IBM Water-Cools 3D Multi-Core Chip Stacks

An anonymous reader writes "Water cooling will enable multi-core processors to be stacked into 3D cubes, according to IBM's Zurich Research Laboratory which is demonstrating three-dimensional chip stacks. By stacking memory chips between processor cores IBM plans to multiply interconnections by 100 times while reducing their feature size tenfold. To cool the stack at a rate of 180 watts per layer, water flows down 50-micron channels between the stacked chips. Earlier this year, the same group described a copper-plate water cooling method for IBM's Hydro-Cluster supercomputer. The Zurich team predicts high-end IBM multicore computers will migrate from the copper-plate water-cooling-method to the 3-D chip-stack in five to 10 years." Reader Lilith's Heart-shape adds a link to the BBC's article on these internally-cooled chips.

Electrolysis

[mrbluze]

To cool the stack at a rate of 180 watts per layer, water flows down 50-micron channels between the stacked chips.

I wonder what reactivity of water with the surrounding surfaces will do to the life of the chip. AFAIK pretty much anything that uses water has an inherent limitation to its life, owing to the presence of superoxide radicals and free hydrogen ions.

3D CPU structure

[Lord Lode]

I always liked the idea of a 3D CPU with all the cores and memory interweaved through each other in a way to have the optimal short path for its purposes. A LOT of memory could be there right next to the CPU. It would be fast even without clocking it very high, so not even have to consume that much watts per layer. It's a crazy amount of watts per layer mentioned in the article btw...

Re:CMOS = Power Efficient???

[Yetihehe]

How long will it be before my computer heats my house while I browse the internet? When does the first combined datacenter and heating cogeneration system get installed?

About two months ago. http://www.ecofriend.org/entry/ibm-manages-to-warm-pool-water-with-its-heat-emissions/ [ecofriend.org]

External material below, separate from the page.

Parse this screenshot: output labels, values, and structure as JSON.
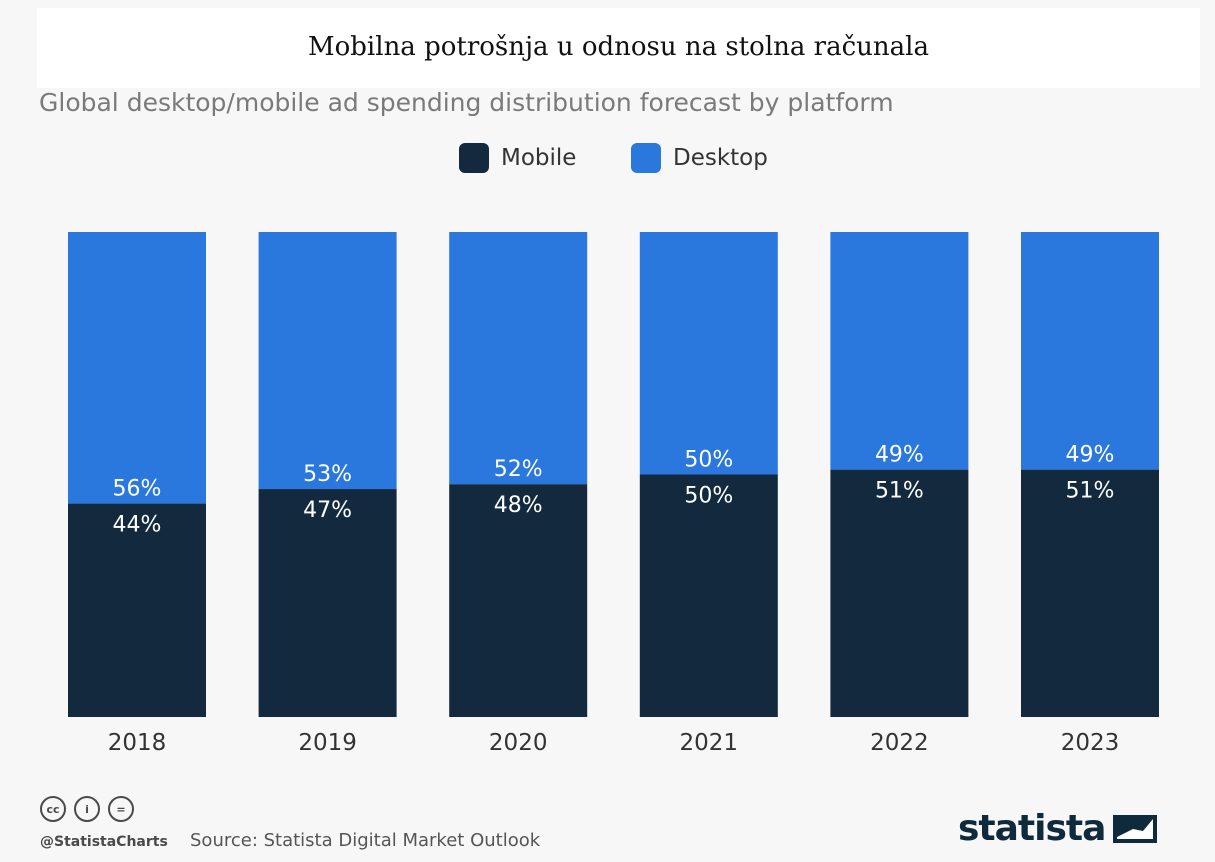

Re:Basic Physics of Thermoconduction

[Sandbags]

Much more importantly, 50 micron tubes will be extremely fragile. To move water in sufficient quantity to avoid such small samples reacking critical temps while inside the CPU is going to be REALLY difficut. with tubes only a few mollocules in diameter, extremely consistent pressure will need to be maintained. A bubble forming due to boiling would shatter the substructure of the CPU and destroy it. Too high pressure and pipes burst. Too low pressure, and water won't move fast enough to avoid either boiling and ruptuing the core, or in causing the CPU to overheat internally.

A good idea? possibly. Practical in a production environment? not likely.

As you said, any contaminant of any kind would destroy the systenm as well. at the micro-pressures involved in a safe system, it's unlikely they'll be appropriate pressures to involve a water filter...

Re:CMOS = Power Efficient???

[necro81]

CMOS is still a whole lot more power efficient than the TTL logic (i.e., bipolar junction transistors) that they replaced. Ideally, a CMOS transistor only requires power when switching states, whereas a BJT burns power continuously. Per transistor, they are a much better way to go.

The problem with high total power dissipation is the result of several interrelated trends, all of which can be related to Moore's Law. More transistors got crammed onto a single chip (a linear increase in power dissipation - double the transistors doubles the power). The clock speeds increased from kHz to MHz to GHz (power increases linearly (or squared) with increasing frequency). Thinner gate oxides permitted greater leakage currents. These trends can also be weighed against competing trends that save power, the greatest being that a smaller transistor uses less power than a large one - it is proportional to area.

The result is that you have orders of magnitude more transistors in a chip (hundreds of millions for a microprocessor), switching orders of magnitude faster (a few GHz), while each transistor is orders of magnitude smaller (less than a square micron) and requires orders of magnitude less power per switch.

On balance, it means that a microprocessor's TPD has increased only 1-2 orders of magnitude over the last few decades, and has leveled out at ~100 W as a sort of practical limit. When you think about it, and consider that a microprocessor today is millions or billions of times more computationally powerful than the first CPUs, it is amazing that all these orders of magnitude manage to balance out to a reasonable increase.

Re:Alcohol cooling is a bad idea.

[jank1887]

helium doesn't cool things to low temps. you cool the helium down to low temps, and then pump the cooled helium against your heat source. it takes a lot of energy to cool the helium in the first place, and would take up a lot of space.